Many companies are charged with managing marketing content for particular products or services. “Marketing content” can be anything from graphics and brochures to multimedia and television ads. But what are the characteristics of a good Market Content Management System (MCMS)? Experts agree on the basic attributes a good MCMS should possess:
- Enables firms to speed up their worldwide channel marketing campaigns
- Lowers or eliminates the distribution costs of marketing
- Uses each distributor to increase product visibility and market share
- Increases efficiency through the smart reuse of content all over the globe.
These attributes apply equally well to services. For instance, a vendor that sells restaurant equipment may want to have marketing information at his fingertips, ready at a moment’s notice. Purveying merchandise requires access to timely data that only a MCMS can provide. That’s because an effective MCMS improves the speed at which content is communicated and distributed. A good MCMS will use an industry-standard protocol, like SOAP, to allow users to customize their interactions with the system and allow them to integrate the data across many different systems. Workflows from different activities should dovetail around a MCMS without causing users to change how they operate. After all, what good is a system if it is so inflexible that it doesn’t allow you to do want you want, when you want?

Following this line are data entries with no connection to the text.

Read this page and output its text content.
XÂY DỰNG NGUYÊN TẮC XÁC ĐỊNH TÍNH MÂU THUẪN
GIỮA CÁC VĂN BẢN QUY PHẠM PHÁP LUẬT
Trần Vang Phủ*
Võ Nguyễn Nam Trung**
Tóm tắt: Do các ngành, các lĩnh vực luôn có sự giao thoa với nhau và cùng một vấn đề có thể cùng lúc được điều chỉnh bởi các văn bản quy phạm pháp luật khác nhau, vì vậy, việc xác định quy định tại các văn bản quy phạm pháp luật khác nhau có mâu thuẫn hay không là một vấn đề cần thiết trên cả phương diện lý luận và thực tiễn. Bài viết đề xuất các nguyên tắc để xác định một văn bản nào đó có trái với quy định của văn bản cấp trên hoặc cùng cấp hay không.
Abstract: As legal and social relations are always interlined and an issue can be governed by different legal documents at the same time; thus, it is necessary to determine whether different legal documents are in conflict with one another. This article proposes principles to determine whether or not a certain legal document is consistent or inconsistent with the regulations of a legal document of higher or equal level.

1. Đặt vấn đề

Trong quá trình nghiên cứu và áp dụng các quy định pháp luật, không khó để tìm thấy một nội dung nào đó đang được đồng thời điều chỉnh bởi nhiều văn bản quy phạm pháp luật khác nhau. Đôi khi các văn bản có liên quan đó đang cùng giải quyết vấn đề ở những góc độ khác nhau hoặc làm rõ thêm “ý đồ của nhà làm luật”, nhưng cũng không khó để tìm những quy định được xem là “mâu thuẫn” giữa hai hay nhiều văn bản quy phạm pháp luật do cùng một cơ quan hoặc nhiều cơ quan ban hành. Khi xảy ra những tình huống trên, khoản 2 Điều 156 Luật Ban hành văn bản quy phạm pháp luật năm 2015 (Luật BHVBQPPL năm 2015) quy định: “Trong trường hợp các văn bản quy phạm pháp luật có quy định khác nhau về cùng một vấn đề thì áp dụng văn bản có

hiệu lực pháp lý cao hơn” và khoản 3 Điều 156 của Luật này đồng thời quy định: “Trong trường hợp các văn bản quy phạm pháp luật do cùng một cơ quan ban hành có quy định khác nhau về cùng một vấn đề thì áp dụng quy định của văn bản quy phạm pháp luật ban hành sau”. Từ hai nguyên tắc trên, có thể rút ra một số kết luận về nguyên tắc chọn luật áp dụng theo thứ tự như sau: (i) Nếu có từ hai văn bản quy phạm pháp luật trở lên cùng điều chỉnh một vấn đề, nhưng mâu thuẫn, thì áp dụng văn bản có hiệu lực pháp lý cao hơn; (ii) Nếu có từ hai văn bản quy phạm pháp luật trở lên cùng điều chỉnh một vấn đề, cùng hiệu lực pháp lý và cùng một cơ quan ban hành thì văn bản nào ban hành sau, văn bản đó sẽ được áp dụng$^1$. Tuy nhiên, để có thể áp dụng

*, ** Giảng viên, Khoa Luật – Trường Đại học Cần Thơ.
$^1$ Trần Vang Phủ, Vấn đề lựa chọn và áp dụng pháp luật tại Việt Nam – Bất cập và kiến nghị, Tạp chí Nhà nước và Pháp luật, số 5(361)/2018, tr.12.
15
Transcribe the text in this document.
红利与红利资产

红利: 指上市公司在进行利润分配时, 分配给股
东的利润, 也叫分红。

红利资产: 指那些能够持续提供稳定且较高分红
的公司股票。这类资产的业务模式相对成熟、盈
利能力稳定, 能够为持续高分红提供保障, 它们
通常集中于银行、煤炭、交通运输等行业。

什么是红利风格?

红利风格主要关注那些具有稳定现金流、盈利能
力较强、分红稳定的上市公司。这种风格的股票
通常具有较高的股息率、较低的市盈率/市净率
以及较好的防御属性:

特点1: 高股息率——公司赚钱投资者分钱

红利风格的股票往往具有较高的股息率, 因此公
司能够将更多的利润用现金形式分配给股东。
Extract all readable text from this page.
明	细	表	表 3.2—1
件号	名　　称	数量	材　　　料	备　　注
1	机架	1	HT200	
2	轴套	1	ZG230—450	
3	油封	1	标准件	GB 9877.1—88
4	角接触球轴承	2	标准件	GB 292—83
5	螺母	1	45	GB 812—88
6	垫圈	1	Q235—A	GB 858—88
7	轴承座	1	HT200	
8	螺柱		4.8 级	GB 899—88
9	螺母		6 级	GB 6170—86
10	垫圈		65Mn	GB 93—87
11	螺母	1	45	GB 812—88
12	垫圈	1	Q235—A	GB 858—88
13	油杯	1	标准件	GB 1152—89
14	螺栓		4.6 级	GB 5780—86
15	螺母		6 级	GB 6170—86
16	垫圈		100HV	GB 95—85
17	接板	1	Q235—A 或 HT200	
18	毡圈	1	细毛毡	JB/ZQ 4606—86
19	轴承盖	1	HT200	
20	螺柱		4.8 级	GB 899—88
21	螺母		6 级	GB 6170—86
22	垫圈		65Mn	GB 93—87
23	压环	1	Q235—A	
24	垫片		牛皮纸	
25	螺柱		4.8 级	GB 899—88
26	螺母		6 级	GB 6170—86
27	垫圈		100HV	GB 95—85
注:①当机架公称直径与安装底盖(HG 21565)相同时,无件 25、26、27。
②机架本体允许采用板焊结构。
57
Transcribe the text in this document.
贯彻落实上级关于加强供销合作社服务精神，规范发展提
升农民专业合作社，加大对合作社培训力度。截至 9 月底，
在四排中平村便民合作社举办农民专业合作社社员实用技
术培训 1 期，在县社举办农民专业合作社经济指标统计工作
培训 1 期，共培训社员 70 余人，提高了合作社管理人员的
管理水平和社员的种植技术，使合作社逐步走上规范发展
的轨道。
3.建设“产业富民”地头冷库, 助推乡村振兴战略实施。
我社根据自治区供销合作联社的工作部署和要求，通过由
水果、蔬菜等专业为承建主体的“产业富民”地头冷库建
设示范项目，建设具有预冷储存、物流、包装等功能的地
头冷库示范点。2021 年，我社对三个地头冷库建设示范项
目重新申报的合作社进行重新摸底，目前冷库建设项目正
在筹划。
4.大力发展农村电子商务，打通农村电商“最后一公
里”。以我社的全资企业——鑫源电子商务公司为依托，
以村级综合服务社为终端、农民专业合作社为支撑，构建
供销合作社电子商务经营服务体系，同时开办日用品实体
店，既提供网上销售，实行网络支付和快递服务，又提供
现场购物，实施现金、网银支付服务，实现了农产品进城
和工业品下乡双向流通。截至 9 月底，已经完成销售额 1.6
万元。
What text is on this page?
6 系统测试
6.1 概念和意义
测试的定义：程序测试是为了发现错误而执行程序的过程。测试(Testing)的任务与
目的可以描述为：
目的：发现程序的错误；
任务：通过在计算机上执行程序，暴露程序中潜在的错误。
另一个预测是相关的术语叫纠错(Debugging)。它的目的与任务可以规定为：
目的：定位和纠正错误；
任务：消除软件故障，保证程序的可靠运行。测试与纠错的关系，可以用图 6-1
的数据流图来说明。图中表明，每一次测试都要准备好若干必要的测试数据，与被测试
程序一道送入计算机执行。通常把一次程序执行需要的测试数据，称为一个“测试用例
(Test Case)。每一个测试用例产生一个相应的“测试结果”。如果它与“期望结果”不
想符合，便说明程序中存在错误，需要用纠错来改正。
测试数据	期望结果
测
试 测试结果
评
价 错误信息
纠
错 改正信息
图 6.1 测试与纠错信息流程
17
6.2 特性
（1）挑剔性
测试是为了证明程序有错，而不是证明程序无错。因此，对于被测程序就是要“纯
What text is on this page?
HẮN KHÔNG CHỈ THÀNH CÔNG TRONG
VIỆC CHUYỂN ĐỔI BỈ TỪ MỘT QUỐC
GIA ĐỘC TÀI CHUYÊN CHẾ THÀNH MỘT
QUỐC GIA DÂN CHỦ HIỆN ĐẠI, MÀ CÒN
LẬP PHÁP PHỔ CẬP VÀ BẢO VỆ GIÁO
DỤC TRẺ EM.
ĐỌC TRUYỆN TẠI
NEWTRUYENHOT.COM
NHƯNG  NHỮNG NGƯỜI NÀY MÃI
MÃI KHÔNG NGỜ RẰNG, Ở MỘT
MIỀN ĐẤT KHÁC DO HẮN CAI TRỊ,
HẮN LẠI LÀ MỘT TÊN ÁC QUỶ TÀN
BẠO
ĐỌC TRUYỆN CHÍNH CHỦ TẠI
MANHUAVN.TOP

The MCMS should manage materials from inception to distribution. The data model should automate content distribution, so that a firm can synthesize safe, online portals for sharing and circulating marketing materials to various users, including distributors, internal groups, outside agencies and even consumers.
Depending on what group you belong to – vendor, distributor, agency or consumer – you want to have an optimal user interaction with a MCMS. That means that the MCMS should display only the information in which you are interested, while filtering out unnecessary noise. This helps users with the ever more difficult task of working out the logistics of marketing materials correctly, so that materials end up arriving on time to the right location.
Other features you would want in a MCMS would include:
- a web-ready interface that automatically generates a thumbnail preview of every system file
- secure access on a material by material basis
- the ability to describe each system field
- content indexing
- the ability to convert content formats at will
- allow complete version control to monitor changes over time
- a full set of audit reports that show where content is being used and who is downloading it.
A well-conceived, properly-executed MCMS can save an organization countless dollars in increased efficiency and fewer mistakes.